Why Does My Electric Heater Keep Turning Off?
It can be very frustrating when your electric heater keeps turning off on you. There are a few things that you can check and fix to make sure that your heater doesn’t keep turning off. These include the power source, the thermostat, and the overheat limit sensor.
Check the power source
If you have an electric heater that keeps turning off, the first thing you should do is check the power source. You can do this by plugging the device into a different outlet. Alternatively, you can test the device at a friend’s house.
In some cases, the best option is to have a professional check the circuitry in your home. An electrician can look at the circuitry of your heater and make the appropriate modifications. He can also determine how much power you have available at the wall outlet.
Another test that will help you decide whether or not to have your heater serviced is to plug it into a friend’s home. They may be able to tell you if your unit is defective and can recommend the next steps.
A space heater that shuts off is usually caused by a malfunction in the circuitry. This could be a malfunction in the thermostat or the wiring of the heater.
Check the air filter
If your electric heater keeps turning off, you may have a clogged air filter. In this case, you need to get your filter replaced as soon as possible. Not only will a clogged filter cause your furnace to shut off, but it could also prevent your heating system from blowing warm air into your home.
Air filters should be cleaned or changed at least once every three months. They are designed to screen dust particles and allergens out of the air. When the filter becomes dirty or clogged, it blocks air from passing through the ducts. This can cause your furnace to shut off and cause your electric bill to go up.
A dirty air filter can also lead to an overheated furnace. An overheated furnace will not work well and could result in an electrical fire.
The Environmental Protection Agency (EPA) recommends checking the air filter of your furnace at least once a month. If you have pets or dusty conditions, it may be more often.
Check the overheat limit sensor
If you are having problems with your electric space heater, it’s probably because of a faulty sensor. There are several things you can do to test for this. However, it’s best to contact an electrician if your home power supply has failed. Depending on your specific model, the best way to check for this would be to unplug large energy users from the wall.
The primary limit switch is a good place to start. This is the device that triggers your blower motor when the heat exchanger reaches a certain temperature. For this particular device, the temperature is measured by a capillary tube connected to a bulb.
A tip-over protection button is also a good place to check. Generally, this is a simple button found at the base of the unit. To press this, you need to touch it on a smooth surface. When it’s pressed, the button assumes the heater is upright.
The overheat limit sign is the least obvious, but it is a good place to look. Typical limit signs are located in the furnace cover panel, outside the hot air supply plenum, and outside the gas valve.
Check the thermostat
When an electric heater keeps turning off, it may be an indication of a problem with the thermostat or another component. However, the most common problems are with air filters. If the heater needs repair, a qualified technician can diagnose the issue.
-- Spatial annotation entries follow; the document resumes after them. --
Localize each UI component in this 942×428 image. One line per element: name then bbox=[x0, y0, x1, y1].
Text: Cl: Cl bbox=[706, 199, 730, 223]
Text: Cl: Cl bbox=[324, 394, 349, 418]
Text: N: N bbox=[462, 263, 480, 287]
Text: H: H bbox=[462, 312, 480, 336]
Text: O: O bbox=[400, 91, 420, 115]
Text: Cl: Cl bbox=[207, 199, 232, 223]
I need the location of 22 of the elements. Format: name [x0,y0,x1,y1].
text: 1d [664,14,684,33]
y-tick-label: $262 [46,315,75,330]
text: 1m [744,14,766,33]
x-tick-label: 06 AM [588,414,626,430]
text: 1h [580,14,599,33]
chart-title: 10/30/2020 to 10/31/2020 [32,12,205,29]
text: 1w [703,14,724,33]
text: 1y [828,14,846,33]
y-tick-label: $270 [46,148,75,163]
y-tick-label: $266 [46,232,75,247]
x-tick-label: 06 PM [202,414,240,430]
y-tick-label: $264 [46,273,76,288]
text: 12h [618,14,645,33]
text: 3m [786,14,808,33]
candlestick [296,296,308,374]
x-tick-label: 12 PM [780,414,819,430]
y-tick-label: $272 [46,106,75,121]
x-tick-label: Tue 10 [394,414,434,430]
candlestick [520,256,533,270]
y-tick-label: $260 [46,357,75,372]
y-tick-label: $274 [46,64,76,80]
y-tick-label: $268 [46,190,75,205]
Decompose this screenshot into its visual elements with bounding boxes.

First, check the wiring. There may be loose wires that cause the thermostat to shut down. You can tighten loose wires with a flathead screwdriver.
Secondly, check the circuit breaker. If the circuit breaker trips, this means that the electrical system is overloaded. In this case, you should switch the breaker back to the on position.
Thirdly, check the temperature of the heating elements. A faulty heating element will have a bright orange glow. Also, check for a burning wire terminal. This is an indication that the thermal fuse has been blown. The thermal fuse is hidden in a part of the heater, usually behind the insulation.
If the heat elements or voltage detector are working properly, you’ll find that the heater is operating at the correct temperature. If not, you may have a faulty power supply.